# What can this be?... how do I fix it?



## chago (Mar 4, 2008)

I've noticed that this front is not as happy as he used to be... so today, after some cleaning up and a 40% water change i noticed the side fins and tail look a little bit damaged.

Could this be a fongus?... :-?

How do you suggest I treat this?
PS.: sorry for the bad cell photos


----------



## Xenomorph (Aug 6, 2007)

To me it looks like nipped fins. I see you're keeping some Malawis in there as well, they are not supposed to be together with Frontosas. Not only that they're coming from different biotopes, but their feeding behaviour is so different as well. Frontosas are not as competitive for food or as active as Malawi Cichlids.

I strongly recommend you do a Tanganyikan setup... Frontosa and other compatible fish.


----------



## lloyd (Aug 24, 2005)

the dorsal looks short also, but it could be your photo. does this fish have a sunken belly? or is this also a photo distortion? if it is sunken...you have issues to remedy on his behalf.

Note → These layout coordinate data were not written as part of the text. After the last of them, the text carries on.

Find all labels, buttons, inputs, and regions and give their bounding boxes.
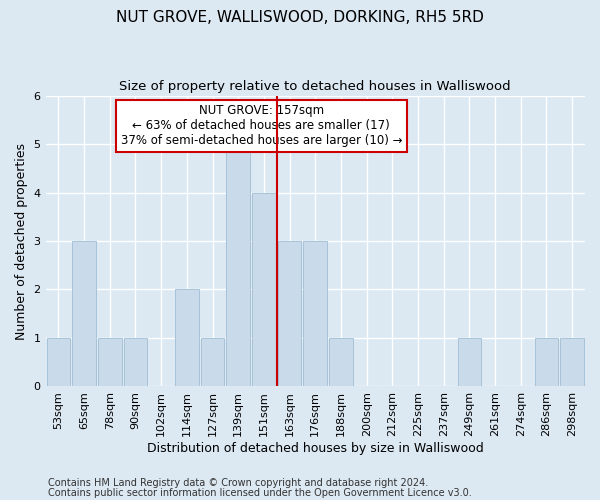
Bar [329,338,353,386]
Bar [47,338,70,386]
Bar [560,338,584,386]
X-axis label: Distribution of detached houses by size in Walliswood: Distribution of detached houses by size … [147,442,484,455]
Title: Size of property relative to detached houses in Walliswood: Size of property relative to detached ho… [119,80,511,93]
Bar [175,290,199,386]
Text: Contains HM Land Registry data © Crown copyright and database right 2024.: Contains HM Land Registry data © Crown c… [48,478,428,488]
Bar [226,144,250,386]
Bar [252,192,276,386]
Bar [458,338,481,386]
Text: NUT GROVE: 157sqm
← 63% of detached houses are smaller (17)
37% of semi-detached: NUT GROVE: 157sqm ← 63% of detached hous… [121,104,402,148]
Bar [124,338,147,386]
Bar [201,338,224,386]
Y-axis label: Number of detached properties: Number of detached properties [15,142,28,340]
Text: NUT GROVE, WALLISWOOD, DORKING, RH5 5RD: NUT GROVE, WALLISWOOD, DORKING, RH5 5RD [116,10,484,25]
Bar [535,338,558,386]
Bar [304,241,327,386]
Bar [98,338,122,386]
Bar [278,241,301,386]
Bar [72,241,96,386]
Text: Contains public sector information licensed under the Open Government Licence v3: Contains public sector information licen… [48,488,472,498]
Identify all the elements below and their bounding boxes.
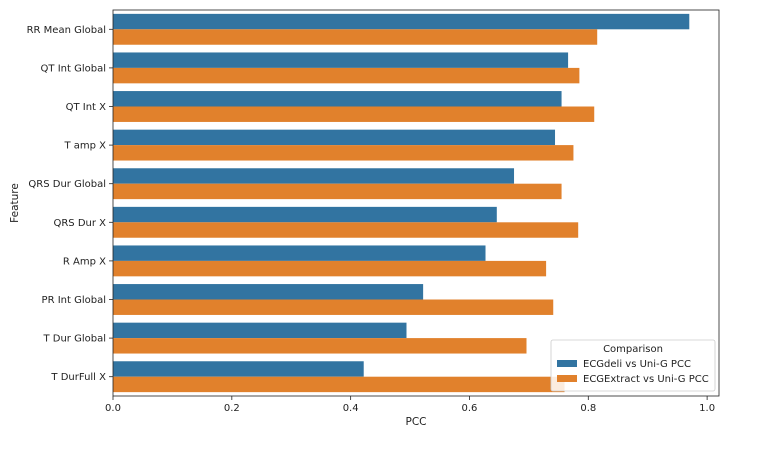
bar-ecgdeli-t-dur-global [113, 322, 407, 339]
bar-ecgextract-rr-mean-global [113, 29, 598, 45]
bar-ecgextract-qt-int-x [113, 106, 595, 122]
bar-ecgextract-t-durfull-x [113, 376, 565, 393]
legend-swatch-ecgextract [557, 375, 577, 382]
x-tick-label: 0.6 [462, 403, 478, 414]
x-tick-label: 0.4 [343, 403, 359, 414]
y-tick-label: PR Int Global [42, 295, 106, 306]
bar-ecgextract-qrs-dur-global [113, 183, 562, 200]
bar-ecgdeli-qrs-dur-global [113, 168, 515, 184]
bars-group [113, 13, 690, 393]
bar-ecgdeli-r-amp-x [113, 245, 486, 261]
y-tick-label: QT Int X [66, 102, 107, 113]
bar-ecgdeli-t-durfull-x [113, 361, 364, 377]
y-tick-label: R Amp X [63, 256, 106, 267]
legend-label-ecgdeli: ECGdeli vs Uni-G PCC [583, 359, 691, 370]
bar-ecgextract-qrs-dur-x [113, 222, 579, 238]
bar-ecgextract-pr-int-global [113, 299, 554, 315]
plot-frame [112, 9, 720, 397]
bar-ecgextract-qt-int-global [113, 67, 580, 84]
legend-box [550, 339, 716, 392]
legend-swatch-ecgdeli [557, 360, 577, 367]
bar-ecgdeli-pr-int-global [113, 284, 424, 300]
bar-ecgdeli-qt-int-x [113, 91, 562, 107]
y-tick-label: QRS Dur X [53, 218, 106, 229]
bar-ecgdeli-t-amp-x [113, 129, 556, 146]
bar-ecgextract-r-amp-x [113, 260, 547, 277]
x-tick-label: 0.8 [580, 403, 596, 414]
x-tick-label: 1.0 [699, 403, 715, 414]
bar-ecgdeli-qt-int-global [113, 52, 569, 68]
y-tick-label: T amp X [63, 141, 106, 152]
bar-ecgextract-t-dur-global [113, 338, 527, 354]
y-tick-label: QT Int Global [41, 63, 106, 74]
x-tick-label: 0.0 [105, 403, 121, 414]
legend-title: Comparison [603, 344, 663, 355]
y-tick-label: RR Mean Global [27, 25, 106, 36]
y-tick-label: QRS Dur Global [28, 179, 106, 190]
bar-ecgextract-t-amp-x [113, 145, 574, 161]
y-axis-ticks: RR Mean Global QT Int Global QT Int X T amp… [27, 25, 113, 383]
bar-ecgdeli-rr-mean-global [113, 13, 690, 30]
x-axis-ticks: 0.0 0.2 0.4 0.6 0.8 1.0 [105, 396, 715, 414]
y-axis-label: Feature [9, 183, 21, 223]
y-tick-label: T Dur Global [42, 334, 106, 345]
x-tick-label: 0.2 [224, 403, 240, 414]
y-tick-label: T DurFull X [50, 372, 106, 383]
x-axis-label: PCC [406, 416, 427, 428]
legend-label-ecgextract: ECGExtract vs Uni-G PCC [583, 374, 709, 385]
bar-ecgdeli-qrs-dur-x [113, 206, 497, 223]
legend: Comparison ECGdeli vs Uni-G PCC ECGExtra… [550, 339, 716, 392]
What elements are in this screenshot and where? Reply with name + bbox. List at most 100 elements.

IMHO.
best way to repair fin shredding is with increased water changes. if conditions are right, a fish can grow fin back similar to the speed we grow fingernails. IME, missing chunks are caused by battle and/or aggression, while feathering is more about water quality, space, and overall health. FYI, your front shows sign of feathering. 
i would suggest to anti up with extra water changes for a couple weeks. if you notice some repair at that time, then you have the issue resolved, and can simply continue that type of w.c. schedule forever :wink:. if the fish shows little sign of progress after that, then i would move him to Q for a light salt bath (i use jungle's fungus eliminator). HTH.


----------



## chago (Mar 4, 2008)

excelent!... i'll proceed with the w.c....

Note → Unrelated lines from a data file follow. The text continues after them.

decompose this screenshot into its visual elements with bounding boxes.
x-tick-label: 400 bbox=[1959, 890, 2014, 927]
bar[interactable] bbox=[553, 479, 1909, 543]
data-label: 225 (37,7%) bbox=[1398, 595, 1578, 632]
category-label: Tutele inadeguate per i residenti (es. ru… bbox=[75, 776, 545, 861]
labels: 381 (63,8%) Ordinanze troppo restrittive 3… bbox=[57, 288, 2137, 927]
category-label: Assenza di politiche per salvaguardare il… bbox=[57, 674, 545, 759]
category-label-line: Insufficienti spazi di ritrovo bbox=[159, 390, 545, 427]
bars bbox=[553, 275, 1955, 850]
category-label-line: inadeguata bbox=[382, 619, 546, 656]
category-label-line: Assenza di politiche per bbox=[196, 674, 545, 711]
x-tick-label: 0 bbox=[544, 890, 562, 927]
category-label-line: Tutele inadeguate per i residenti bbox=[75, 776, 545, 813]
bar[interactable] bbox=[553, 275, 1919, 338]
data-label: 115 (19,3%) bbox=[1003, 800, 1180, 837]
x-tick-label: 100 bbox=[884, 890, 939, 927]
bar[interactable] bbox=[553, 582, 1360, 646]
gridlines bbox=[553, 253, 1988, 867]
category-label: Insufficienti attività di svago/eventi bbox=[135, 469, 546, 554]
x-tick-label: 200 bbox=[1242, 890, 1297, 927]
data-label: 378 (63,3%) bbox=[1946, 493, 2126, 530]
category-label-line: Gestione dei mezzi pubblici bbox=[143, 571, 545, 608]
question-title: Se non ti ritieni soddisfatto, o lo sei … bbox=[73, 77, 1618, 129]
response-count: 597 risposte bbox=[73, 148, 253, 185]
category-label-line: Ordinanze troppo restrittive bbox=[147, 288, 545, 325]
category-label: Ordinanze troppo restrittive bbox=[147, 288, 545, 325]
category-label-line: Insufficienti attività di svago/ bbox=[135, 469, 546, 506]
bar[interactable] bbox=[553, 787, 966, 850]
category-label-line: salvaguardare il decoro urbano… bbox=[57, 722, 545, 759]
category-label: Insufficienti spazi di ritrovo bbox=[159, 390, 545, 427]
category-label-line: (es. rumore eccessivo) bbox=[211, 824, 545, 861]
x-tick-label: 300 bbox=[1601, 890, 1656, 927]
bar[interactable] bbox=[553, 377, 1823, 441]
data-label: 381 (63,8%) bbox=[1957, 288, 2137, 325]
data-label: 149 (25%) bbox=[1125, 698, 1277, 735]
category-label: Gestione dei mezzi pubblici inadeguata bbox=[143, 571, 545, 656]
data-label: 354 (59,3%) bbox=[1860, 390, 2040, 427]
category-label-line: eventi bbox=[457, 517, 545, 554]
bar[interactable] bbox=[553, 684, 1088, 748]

i know its not recomended to keep Malawi and Tanganika fish together the peacock is just stuck, cause i've been trying to get rid of him, but no one has been interested in adopting him, and the front is there because the front tank i've got is way too small to kim him there with the alfa male, but only till november I can get a larger tank...


----------



## lloyd (Aug 24, 2005)

don't stress about the malawi/tang mix, chago. it's like speeding. you can get away with 6up.


----------



## cichlidgirl1 (Sep 17, 2007)

How big is your tank, what is your vacume/water changes schedule ? How much do you change ? Any water test results ? That should give us a hint if its water quality .

A hint if its nip damage is the front would likely be acting a bit stressed. Hiding, having the pale blanched out look on the blue stripes, hanging out at the top of the tank. Lots of darting around. Overall very nervous looking compared to the other fronts. At least thats what mine do.


----------



## chago (Mar 4, 2008)

that one is a 50 gal tank, but as I said before, that's gonna change for sure..

I did a 40% water change, an he seems to be happier, now he swims n all the tank and has more appetite, before he was just parked on top of a rock.

And yes, he was quite nervous. He jumped about a couple times out of the tank!! 

now everything seems ok...


----------



## cichlidgirl1 (Sep 17, 2007)

Fronts are lazy fish compared to haps and peacocks. They will often claim an area and just "hang out" there, only moving to chase away an intruder or avoid the alpha. Mine do not swim about the tank going back and forth, they tend to stay in one spot except for the alpha , he patrols and inflicts pain and suffering LOL.

BTW, if he is very nervous and jumpy i find leaving the lights on for longer times everyday helps along with steady traffic or visits by their owner will help to make the fish less shy. Avoid netting if you can as well. Give lots of krill treats too. Krill will make you their friend LOL. Get some freeze dried krill and pop it in some warm water then feed it to them when soft. I noticed that when i leave the light off for more than 2 or 3 days and suddenly turn them back on they tend to revert back to nervousness. i especialy noticed this with my mbuna but fronts too.


----------